Estos últimos días de la Cuaresma, se nos invita a mirar a Cristo en la cruz con creciente intensidad y emoción, igual que en el Triduo Pascual. Pero hay que mirarle no con curiosidad, sino con fe, sabiendo interpretar el «Yo Soy» que nos ha repetido tantas veces en su Evangelio. A nosotros no nos escandaliza, como a sus contemporáneos, que él afirme su divinidad. Precisamente por eso le seguimos. Por eso fijamos nuestros ojos en ese Jesús que Dios ha enviado a nuestra historia hace más de dos mil años, y que es el que da sentido a nuestra existencia y nos salva de nuestros males. Creemos firmemente que, si miramos con fe al Cristo de la cruz, al Cristo pascual, en él tenemos la curación de todos nuestros males y la fuerza para todas las luchas. Sobre todo nosotros, a quienes él mismo se nos da como alimento en la Eucaristía, el sacramento en el que participamos de su victoria contra el mal.
El Nuevo Testamento nos recuerda que pensar a un Dios crucificado era un escándalo para los judíos y una locura para los gentiles» (1 Cor 1,23). Sin embargo, Jesús probará la bondad de su causa, precisamente desde la muerte, ya que ella estaba cargada de amor por el hermano. En realidad, no es la muerte en sí misma la que nos acerca correctamente a Jesús. Es la causa de la misma, correctamente entendida, asimilada, vivida, la que nos identifica con él. Los judíos que ajusticiaron a Jesús estuvieron al pie de su cruz para burlarse de él. Pero no estuvieron con él en el contenido de su cruz. Jesús sabía que no aceptarán nunca seguir a un Mesías crucificad; esto los obligaría a renunciar a su posición e ideales.
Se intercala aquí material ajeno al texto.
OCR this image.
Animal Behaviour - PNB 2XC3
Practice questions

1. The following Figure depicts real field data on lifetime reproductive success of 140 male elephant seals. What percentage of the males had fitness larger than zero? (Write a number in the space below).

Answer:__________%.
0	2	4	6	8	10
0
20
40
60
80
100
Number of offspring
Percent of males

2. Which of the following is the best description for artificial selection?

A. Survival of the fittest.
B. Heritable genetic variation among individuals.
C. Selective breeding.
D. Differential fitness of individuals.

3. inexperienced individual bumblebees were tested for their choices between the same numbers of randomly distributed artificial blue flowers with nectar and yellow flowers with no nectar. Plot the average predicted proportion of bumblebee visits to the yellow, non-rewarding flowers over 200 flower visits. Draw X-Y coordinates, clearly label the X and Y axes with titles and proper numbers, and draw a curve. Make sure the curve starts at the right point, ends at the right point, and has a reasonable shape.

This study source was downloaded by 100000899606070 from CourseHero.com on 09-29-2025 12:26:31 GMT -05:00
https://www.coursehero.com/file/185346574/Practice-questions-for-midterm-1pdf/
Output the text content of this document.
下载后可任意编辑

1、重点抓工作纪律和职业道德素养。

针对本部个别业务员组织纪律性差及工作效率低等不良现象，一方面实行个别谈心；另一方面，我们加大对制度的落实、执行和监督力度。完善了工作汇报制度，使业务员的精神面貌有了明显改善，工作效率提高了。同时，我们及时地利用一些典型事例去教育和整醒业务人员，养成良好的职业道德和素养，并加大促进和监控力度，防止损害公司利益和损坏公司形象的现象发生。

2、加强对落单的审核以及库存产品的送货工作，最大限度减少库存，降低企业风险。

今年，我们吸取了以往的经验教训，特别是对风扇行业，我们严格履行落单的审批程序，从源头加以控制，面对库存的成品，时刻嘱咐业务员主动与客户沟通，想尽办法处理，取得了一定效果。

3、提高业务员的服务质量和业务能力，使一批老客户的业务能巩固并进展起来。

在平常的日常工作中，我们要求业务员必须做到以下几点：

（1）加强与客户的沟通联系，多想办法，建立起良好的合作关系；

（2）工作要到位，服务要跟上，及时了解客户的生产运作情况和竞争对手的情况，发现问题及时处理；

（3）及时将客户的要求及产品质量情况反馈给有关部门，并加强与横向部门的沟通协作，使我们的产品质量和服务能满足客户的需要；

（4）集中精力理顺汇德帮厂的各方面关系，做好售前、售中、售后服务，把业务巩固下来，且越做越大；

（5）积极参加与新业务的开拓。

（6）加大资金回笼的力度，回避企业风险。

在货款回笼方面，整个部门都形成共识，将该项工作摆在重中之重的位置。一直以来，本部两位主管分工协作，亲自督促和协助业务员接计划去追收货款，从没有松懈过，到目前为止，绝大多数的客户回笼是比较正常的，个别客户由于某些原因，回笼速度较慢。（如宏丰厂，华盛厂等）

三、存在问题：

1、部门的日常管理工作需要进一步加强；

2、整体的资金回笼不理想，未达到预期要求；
Los dirigentes se sienten intrigados, pero no ya inquietos. No comprenden que se pueda dar la vida por amor. Nosotros sí que lo entendemos, y por eso seguimos en nuestro camino cuaresmal hacia la Pascua de la mano de María, agradeciendo que Jesús subió a la cruz, dando un signo de ofrenda total. ¡Bendecido martes!
Padre Alfredo.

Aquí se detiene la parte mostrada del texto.